"Nie bede oglądać czegoś co mi sie nie podoba,by wybić sie ztłumu i być orginalną"
Nie wiem co to zdanie miało do rzeczy ale ok.
"Chraon,Kryminalnie są beznadziejni dlatego nikt nie ogląda."
I dlatego do tej pory nikomu nie znany Zakościelny stał się nagle sławny...
(Z "Na dobre etc." jakoś nigdy nikt go nie kojarzy...)
Sorry, te seriale powinny się dawno skończyć, a nie jak "Przyjaciele" kiedy już każdy z każdym... Nie zaóważacie na prawdę, że te seriale były fajne przez jakiś czas a potem zaczęły im się pomysły kończyć? Tylko od czasu do czasu jakiś ciekawzy wątek... Jak można się ekscytować Martą która kompletnie nie wie czego chce, na początku działała dla dobra dzicka w wyborze partneórw, potem było jej wszystko jedno, wracała pięćdziesiąt razy do tego samego gościa, a teraz jest z Norbertem tylko dlatego że babcie z "Radia Maryja" tego zażadały, bo rodzina musi być razem... :? To już nawet życiowe nie jest... Kryminalnie są o tyle dobrzy, że nie opierają się na wątkach ala telenowela brazylijska, tylko eee... swojego typu amerykańskich serialach. Np. "Na dobre etc." początkowo było normalne, serial o LEKARZACH, a teraz magluje wszystkie możliwe etapy... ciąża, zdrada, choroba głównej bohaterki...

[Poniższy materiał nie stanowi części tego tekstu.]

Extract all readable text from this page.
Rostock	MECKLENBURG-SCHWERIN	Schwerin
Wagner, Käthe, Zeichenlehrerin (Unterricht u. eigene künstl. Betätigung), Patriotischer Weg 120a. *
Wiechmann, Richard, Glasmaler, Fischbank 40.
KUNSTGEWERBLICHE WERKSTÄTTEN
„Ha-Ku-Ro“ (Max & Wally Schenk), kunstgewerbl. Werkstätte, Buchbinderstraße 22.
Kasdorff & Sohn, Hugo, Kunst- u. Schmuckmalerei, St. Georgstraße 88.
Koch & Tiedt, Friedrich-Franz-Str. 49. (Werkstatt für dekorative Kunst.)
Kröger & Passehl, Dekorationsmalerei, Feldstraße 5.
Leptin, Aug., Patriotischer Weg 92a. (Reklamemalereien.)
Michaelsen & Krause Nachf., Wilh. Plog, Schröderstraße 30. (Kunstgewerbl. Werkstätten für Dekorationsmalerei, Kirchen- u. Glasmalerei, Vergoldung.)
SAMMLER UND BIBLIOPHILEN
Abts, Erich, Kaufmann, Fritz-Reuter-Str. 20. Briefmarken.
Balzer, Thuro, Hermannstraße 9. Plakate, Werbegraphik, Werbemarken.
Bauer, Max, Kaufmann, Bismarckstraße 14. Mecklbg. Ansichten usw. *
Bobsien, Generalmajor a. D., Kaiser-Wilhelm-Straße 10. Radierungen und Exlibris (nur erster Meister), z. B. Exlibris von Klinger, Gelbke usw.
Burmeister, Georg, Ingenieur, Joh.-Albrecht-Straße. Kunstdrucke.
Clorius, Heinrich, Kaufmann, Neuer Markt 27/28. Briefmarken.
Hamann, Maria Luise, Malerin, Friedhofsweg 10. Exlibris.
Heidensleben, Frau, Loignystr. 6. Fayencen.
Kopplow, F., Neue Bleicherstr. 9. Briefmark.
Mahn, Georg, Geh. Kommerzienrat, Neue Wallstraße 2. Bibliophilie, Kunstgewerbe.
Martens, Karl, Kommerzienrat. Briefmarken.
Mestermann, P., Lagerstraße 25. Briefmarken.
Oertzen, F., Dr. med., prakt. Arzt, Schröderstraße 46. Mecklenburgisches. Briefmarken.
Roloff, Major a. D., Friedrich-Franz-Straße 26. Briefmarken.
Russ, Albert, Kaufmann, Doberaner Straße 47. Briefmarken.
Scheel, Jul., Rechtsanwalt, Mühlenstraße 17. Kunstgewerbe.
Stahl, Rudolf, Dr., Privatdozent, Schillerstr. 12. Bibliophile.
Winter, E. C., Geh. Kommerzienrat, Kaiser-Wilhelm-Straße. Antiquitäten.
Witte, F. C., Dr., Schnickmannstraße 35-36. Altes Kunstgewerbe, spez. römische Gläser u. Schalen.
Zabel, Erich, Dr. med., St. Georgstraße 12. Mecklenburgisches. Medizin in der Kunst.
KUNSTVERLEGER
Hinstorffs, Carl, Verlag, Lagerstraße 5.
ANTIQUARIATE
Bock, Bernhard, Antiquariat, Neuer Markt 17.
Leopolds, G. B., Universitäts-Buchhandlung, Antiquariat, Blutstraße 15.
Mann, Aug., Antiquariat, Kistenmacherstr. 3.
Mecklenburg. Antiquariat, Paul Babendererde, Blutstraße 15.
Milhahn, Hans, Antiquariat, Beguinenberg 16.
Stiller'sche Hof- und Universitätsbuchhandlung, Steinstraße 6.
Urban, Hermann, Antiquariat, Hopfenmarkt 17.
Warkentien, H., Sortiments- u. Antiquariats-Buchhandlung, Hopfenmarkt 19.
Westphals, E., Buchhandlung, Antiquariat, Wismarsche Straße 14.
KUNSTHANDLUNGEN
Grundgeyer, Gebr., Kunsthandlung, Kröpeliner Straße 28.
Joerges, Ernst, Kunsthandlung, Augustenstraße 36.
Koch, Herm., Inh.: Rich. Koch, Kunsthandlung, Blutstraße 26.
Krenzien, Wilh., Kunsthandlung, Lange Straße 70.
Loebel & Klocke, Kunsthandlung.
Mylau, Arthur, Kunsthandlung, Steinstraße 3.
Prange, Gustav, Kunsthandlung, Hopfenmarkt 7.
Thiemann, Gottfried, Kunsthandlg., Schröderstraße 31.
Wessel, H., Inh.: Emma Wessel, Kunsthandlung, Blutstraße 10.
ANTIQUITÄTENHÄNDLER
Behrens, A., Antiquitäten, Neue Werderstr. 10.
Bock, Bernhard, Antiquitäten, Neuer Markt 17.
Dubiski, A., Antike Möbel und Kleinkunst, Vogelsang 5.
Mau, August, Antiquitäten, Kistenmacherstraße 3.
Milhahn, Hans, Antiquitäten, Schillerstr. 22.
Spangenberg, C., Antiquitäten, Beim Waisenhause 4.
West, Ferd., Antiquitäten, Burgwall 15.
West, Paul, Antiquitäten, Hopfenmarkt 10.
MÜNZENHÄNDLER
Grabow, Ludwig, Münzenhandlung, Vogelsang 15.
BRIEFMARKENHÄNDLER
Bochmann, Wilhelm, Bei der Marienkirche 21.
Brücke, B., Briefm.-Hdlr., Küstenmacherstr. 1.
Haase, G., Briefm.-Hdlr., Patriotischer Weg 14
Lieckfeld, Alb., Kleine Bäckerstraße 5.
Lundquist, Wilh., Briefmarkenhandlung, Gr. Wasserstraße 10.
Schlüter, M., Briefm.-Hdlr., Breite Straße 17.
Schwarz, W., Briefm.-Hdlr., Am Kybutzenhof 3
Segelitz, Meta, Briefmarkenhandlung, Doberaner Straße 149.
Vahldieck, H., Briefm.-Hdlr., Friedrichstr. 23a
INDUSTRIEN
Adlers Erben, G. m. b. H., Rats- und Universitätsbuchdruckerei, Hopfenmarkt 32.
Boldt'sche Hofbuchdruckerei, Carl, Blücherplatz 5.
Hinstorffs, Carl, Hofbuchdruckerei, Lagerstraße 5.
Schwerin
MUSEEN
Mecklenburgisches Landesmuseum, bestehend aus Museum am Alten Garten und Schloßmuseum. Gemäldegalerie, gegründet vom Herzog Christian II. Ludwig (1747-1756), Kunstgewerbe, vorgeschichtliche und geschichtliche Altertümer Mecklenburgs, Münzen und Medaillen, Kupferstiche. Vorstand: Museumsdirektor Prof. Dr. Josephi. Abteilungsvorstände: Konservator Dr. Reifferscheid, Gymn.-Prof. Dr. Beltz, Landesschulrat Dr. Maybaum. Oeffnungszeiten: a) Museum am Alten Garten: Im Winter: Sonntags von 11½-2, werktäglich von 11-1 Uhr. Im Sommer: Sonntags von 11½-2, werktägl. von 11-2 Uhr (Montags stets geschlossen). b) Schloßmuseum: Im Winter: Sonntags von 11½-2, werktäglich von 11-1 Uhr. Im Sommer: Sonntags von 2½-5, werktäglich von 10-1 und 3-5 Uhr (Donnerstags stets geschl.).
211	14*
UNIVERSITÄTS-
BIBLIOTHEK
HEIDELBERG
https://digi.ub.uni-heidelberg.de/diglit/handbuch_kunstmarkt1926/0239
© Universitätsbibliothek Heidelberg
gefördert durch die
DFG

Chodzi mi o to że "Kryminalni" są stosunkowo młodym serialem, więc jeszcze jakoś jadą, i nie pokusza tak bardzo wątków osobistych... (moze dlatego nie jest tak kochany bo nie ma zdrad... :? )
W "M jak miłość" gdyby nie wątek studentów (którzy też ciąże i co gorsza zdrady co i raz przerabiają) to już dawno by się serial zepsół... Oni po prostu nie wiedzą kiedy powiedzieć stop...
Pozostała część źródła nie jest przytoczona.